Brenntag gab an, dass die revidierte Prognose hauptsächlich auf die ungünstige Entwicklung des Euro-Dollar-Wechselkurses seit Beginn des zweiten Quartals zurückzuführen sei. Das Unternehmen erwartet, dass diese Bedingungen anhalten werden. Darüber hinaus sei das Marktumfeld durch anhaltende geopolitische Spannungen und ungeklärte globale Zolldiskussionen schwierig, was zu wirtschaftlicher Unsicherheit und spürbar sinkender Nachfrage geführt habe. Ebenso erhöhte sich der Preisdruck in verschiedenen Endmärkten, was in absehbarer Zukunft kaum Verbesserung erwarten lässt.

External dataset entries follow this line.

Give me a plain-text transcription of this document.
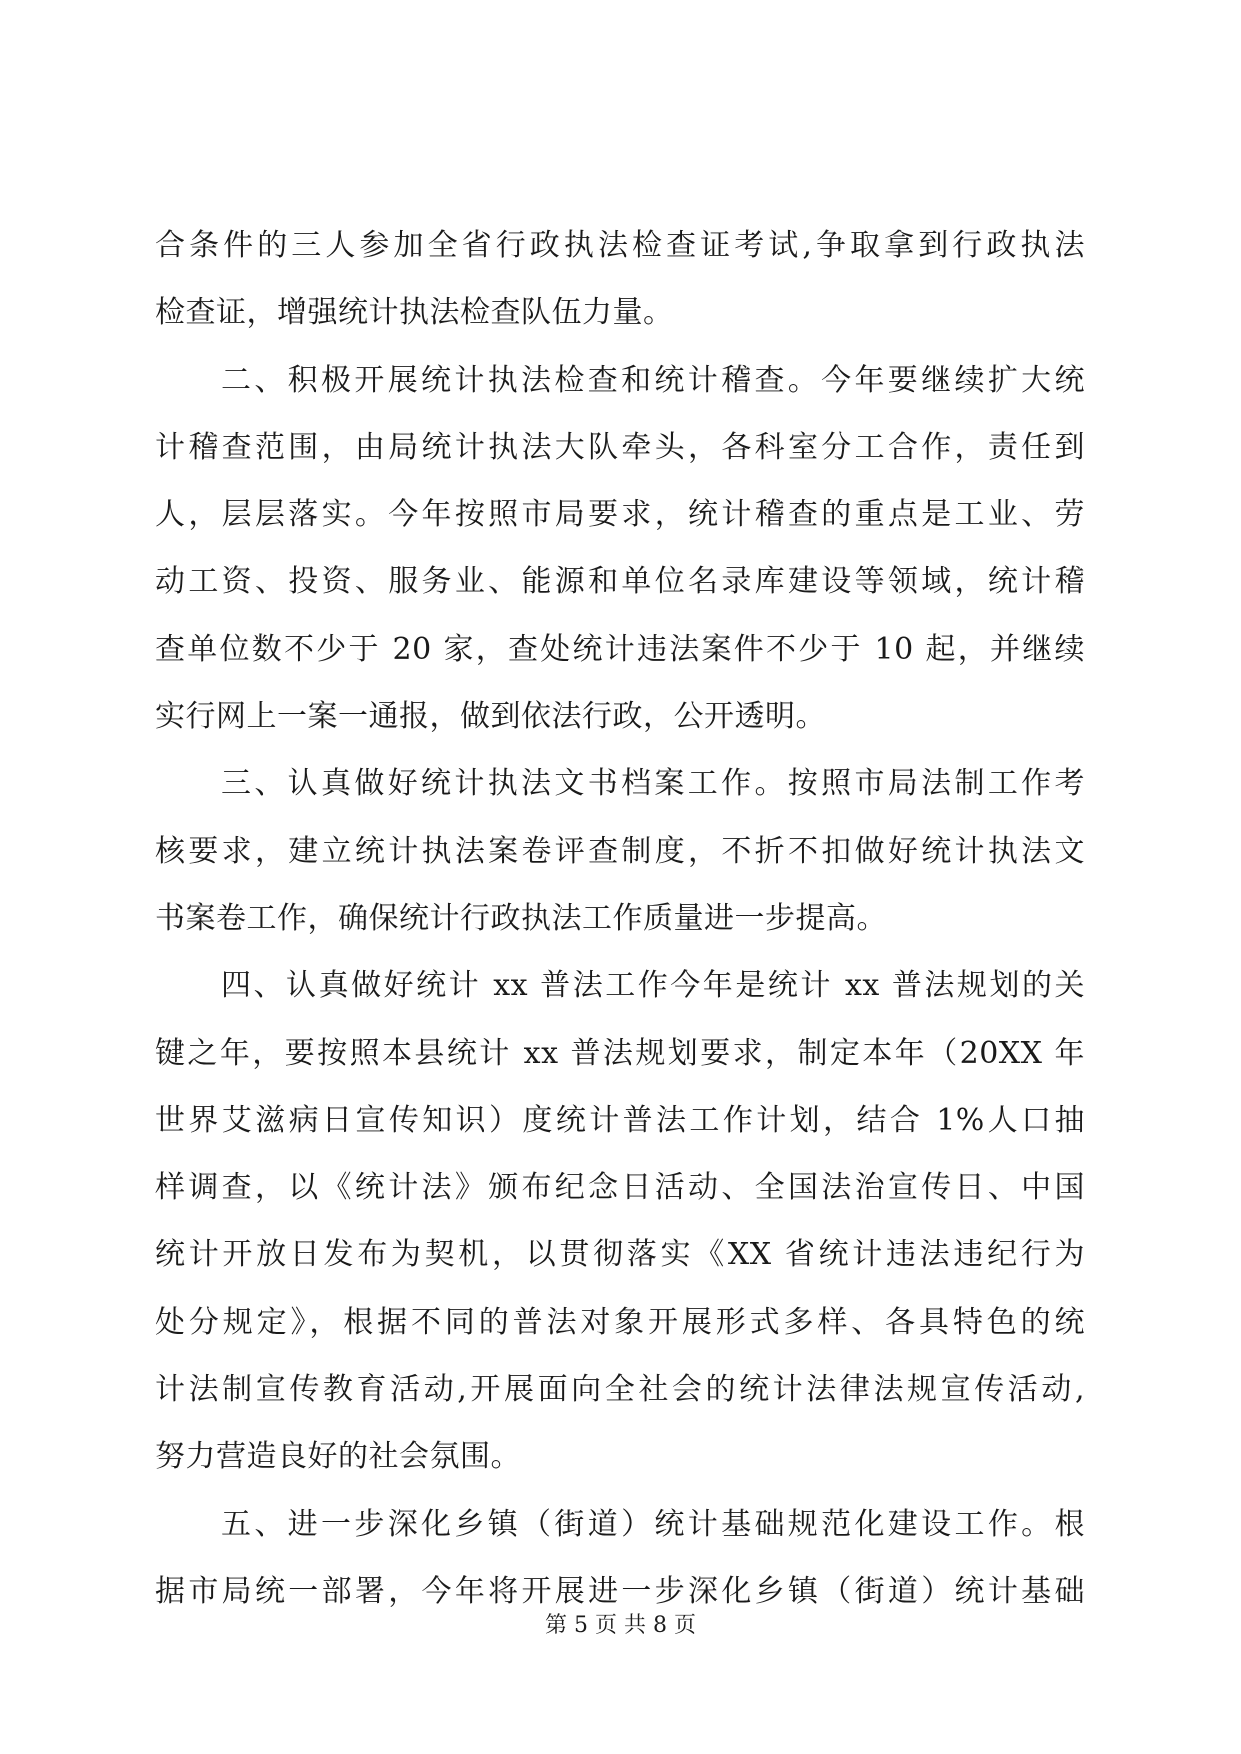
合条件的三人参加全省行政执法检查证考试,争取拿到行政执法
检查证，增强统计执法检查队伍力量。
二、积极开展统计执法检查和统计稽查。今年要继续扩大统
计稽查范围，由局统计执法大队牵头，各科室分工合作，责任到
人，层层落实。今年按照市局要求，统计稽查的重点是工业、劳
动工资、投资、服务业、能源和单位名录库建设等领域，统计稽
查单位数不少于 20 家，查处统计违法案件不少于 10 起，并继续
实行网上一案一通报，做到依法行政，公开透明。
三、认真做好统计执法文书档案工作。按照市局法制工作考
核要求，建立统计执法案卷评查制度，不折不扣做好统计执法文
书案卷工作，确保统计行政执法工作质量进一步提高。
四、认真做好统计 xx 普法工作今年是统计 xx 普法规划的关
键之年，要按照本县统计 xx 普法规划要求，制定本年（20XX 年
世界艾滋病日宣传知识）度统计普法工作计划，结合 1%人口抽
样调查，以《统计法》颁布纪念日活动、全国法治宣传日、中国
统计开放日发布为契机，以贯彻落实《XX 省统计违法违纪行为
处分规定》，根据不同的普法对象开展形式多样、各具特色的统
计法制宣传教育活动,开展面向全社会的统计法律法规宣传活动,
努力营造良好的社会氛围。
五、进一步深化乡镇（街道）统计基础规范化建设工作。根
据市局统一部署，今年将开展进一步深化乡镇（街道）统计基础
第 5 页 共 8 页
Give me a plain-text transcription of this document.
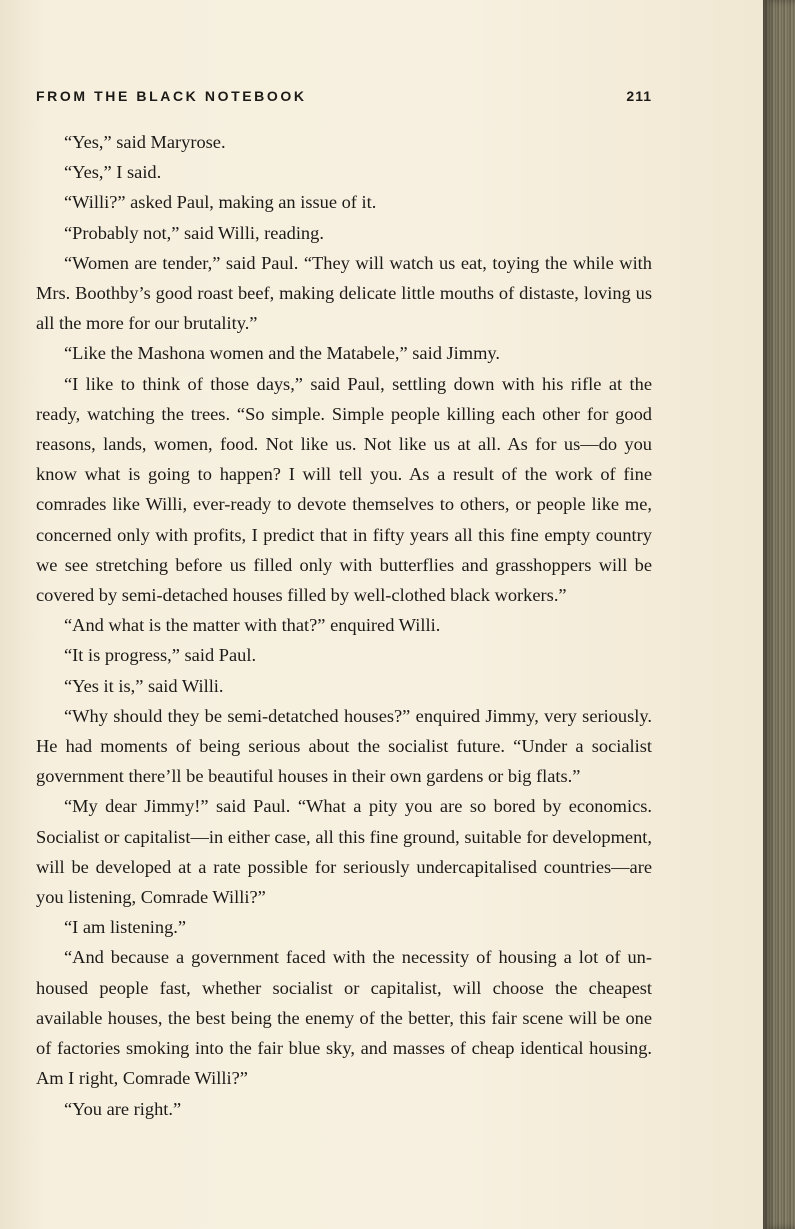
FROM THE BLACK NOTEBOOK	211

“Yes,” said Maryrose.

“Yes,” I said.

“Willi?” asked Paul, making an issue of it.

“Probably not,” said Willi, reading.

“Women are tender,” said Paul. “They will watch us eat, toying the while with Mrs. Boothby’s good roast beef, making delicate little mouths of distaste, loving us all the more for our brutality.”

“Like the Mashona women and the Matabele,” said Jimmy.

“I like to think of those days,” said Paul, settling down with his rifle at the ready, watching the trees. “So simple. Simple people killing each other for good reasons, lands, women, food. Not like us. Not like us at all. As for us—do you know what is going to happen? I will tell you. As a result of the work of fine comrades like Willi, ever-ready to devote themselves to others, or people like me, concerned only with profits, I predict that in fifty years all this fine empty country we see stretching before us filled only with butterflies and grasshoppers will be covered by semi-detached houses filled by well-clothed black workers.”

“And what is the matter with that?” enquired Willi.

“It is progress,” said Paul.

“Yes it is,” said Willi.

“Why should they be semi-detatched houses?” enquired Jimmy, very seriously. He had moments of being serious about the socialist future. “Under a socialist government there’ll be beautiful houses in their own gardens or big flats.”

“My dear Jimmy!” said Paul. “What a pity you are so bored by economics. Socialist or capitalist—in either case, all this fine ground, suitable for development, will be developed at a rate possible for seriously undercapitalised countries—are you listening, Comrade Willi?”

“I am listening.”

“And because a government faced with the necessity of housing a lot of un-housed people fast, whether socialist or capitalist, will choose the cheapest available houses, the best being the enemy of the better, this fair scene will be one of factories smoking into the fair blue sky, and masses of cheap identical housing. Am I right, Comrade Willi?”

“You are right.”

Nicht nur Brenntag, sondern auch andere Chemiefirmen wie Covestro und BASF haben kürzlich ihre Gewinnprognosen gesenkt. Das operative Ergebnis von Brenntag sank im zweiten Quartal von 297,1 Millionen Euro im Vorjahr auf 246,4 Millionen Euro – ein Rückgang, der die Erwartungen der Branche übertraf. Ausführliche Zahlen zum zweiten Quartal werden die Essener am 13. August vorlegen.